Ever since computers were first developed, people have been thinking about how to make them intelligent. Originally, people thought that the way to do it is by coming up with lots of rules, which the computer would know and act upon through logical reasoning.
Machine learning was a splinter group of AI, where people decided they didn’t want to stuff more rules into a computer; they wanted computers to learn from patterns and data. Imagine you want to get a computer to recognize the differences between cats and dogs. I think no human could sit down and write a bunch of rules to do that, but we can all almost instantly tell the difference between a cat and a dog.
So how do we get machines to do this? We give the machine millions of images with the labels ‘cat’ and ‘dog.’ Then we give it a method that it can improve over time. That’s the machine learning part.

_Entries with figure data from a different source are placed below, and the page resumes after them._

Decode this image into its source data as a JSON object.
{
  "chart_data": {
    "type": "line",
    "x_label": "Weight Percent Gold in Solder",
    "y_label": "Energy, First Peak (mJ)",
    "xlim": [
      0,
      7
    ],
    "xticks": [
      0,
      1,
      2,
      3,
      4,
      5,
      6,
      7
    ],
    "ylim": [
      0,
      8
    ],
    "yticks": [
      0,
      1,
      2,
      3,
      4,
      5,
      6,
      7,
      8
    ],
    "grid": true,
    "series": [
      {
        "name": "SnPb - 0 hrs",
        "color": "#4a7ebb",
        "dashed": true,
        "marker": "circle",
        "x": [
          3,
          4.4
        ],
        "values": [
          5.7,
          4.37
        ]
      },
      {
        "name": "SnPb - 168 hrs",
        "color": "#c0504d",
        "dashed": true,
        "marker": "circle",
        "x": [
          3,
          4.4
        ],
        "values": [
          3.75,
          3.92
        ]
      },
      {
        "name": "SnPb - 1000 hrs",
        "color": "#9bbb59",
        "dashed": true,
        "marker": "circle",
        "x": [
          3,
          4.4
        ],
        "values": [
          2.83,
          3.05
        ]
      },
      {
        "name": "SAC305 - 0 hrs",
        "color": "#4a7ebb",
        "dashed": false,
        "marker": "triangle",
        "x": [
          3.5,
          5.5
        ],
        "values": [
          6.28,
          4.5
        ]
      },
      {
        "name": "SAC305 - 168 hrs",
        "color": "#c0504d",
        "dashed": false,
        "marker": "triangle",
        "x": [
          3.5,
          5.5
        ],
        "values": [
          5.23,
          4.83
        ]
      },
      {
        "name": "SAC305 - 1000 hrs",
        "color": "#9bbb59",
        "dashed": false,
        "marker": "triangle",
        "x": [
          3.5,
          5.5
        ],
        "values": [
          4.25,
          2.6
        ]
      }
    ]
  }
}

Initially, the machine starts making mistakes when identifying an image, but over time it modifies its computations to improve its performance. Eventually, you’ll give it an image and it will recognize whether it shows a cat or a dog. And one day, it will translate between English and French, recognize speech, or maybe even drive a car.
Self-driving cars, like this one from Google, are already in development
Many people fear artificial intelligence. What impact will AI have on humankind?
AI is going to affect most aspects of our lives. It’s similar in impact to other revolutions that have occurred in human history, like the agricultural revolution, the industrial revolution and the computer revolution. During the industrial revolution a lot of formerly manual labor processes became automated through things like the steam engine. And the computer revolution led to the automation of some very mechanical computations, such as accountancy.
What we see with AI is that some aspects of pattern recognition and decision making are becoming automated, which can have a tremendous number of positive impacts. Think about the effect it could have in medicine: algorithms analyzing medical images might be much faster, cheaper and more accurate at diagnosing certain diseases; computers can look at genetic data for specific patterns; and treatments could become more personalized.
The impact of AI on our cities will also be transforming: self-driving cars will make car ownership unnecessary, transportation would essentially become a cheap, efficient and environmentally friendly door-to-door service, parking lots would disappear. The whole nature of cities could change and people would have more time, because they could work while commuting.
We have to keep in mind, however, that AI is also going to cause disruption, especially social disruption. Often when a process is improved and made more efficient, the nature of employment around the process will change, which can displace people. We need to prepare for this, because we can’t stop technological progress. In the long run, it can increase everybody’s living standard, productivity and health. On the other hand, we need to make sure that AI doesn’t increase inequality and that its benefits are widely spread.
On that note, one of society’s biggest worries seems to be the fact that increased use of AI could lead to a loss of jobs and make workers redundant. Is this fear justified?
The many people who have studied this question have found that it’s not entire jobs that will become automated, it is specific tasks. Eventually some jobs will go, however, I like to think of AI not as replacing people, but giving people some sort of superpower.
If we compare our modern life to life a hundred years ago, we really do have superpowers: we can fly around the world in a few hours, we can communicate with people around the world, we can find our way around cities we’ve never been to, and we can summon up knowledge in different languages just by pulling something out of our pockets. I like to think that with AI we’re building tools that will give us superpowers.
The key question is how we are going to use those superpowers. Are we going to use them to make everybody’s standard of living better, make transportation more efficient, make people’s lives healthier, increase global happiness, or prevent war? Or are we going to use them to damage humanity and our world?
I actually worry more about the human side than the machines, because any technology in the wrong hands can be misused. We have to make sure that we have safeguards against that.
Zoubin Ghahramani is Professor of Information Engineering at the University of Cambridge, UK, and Chief Scientist at Uber.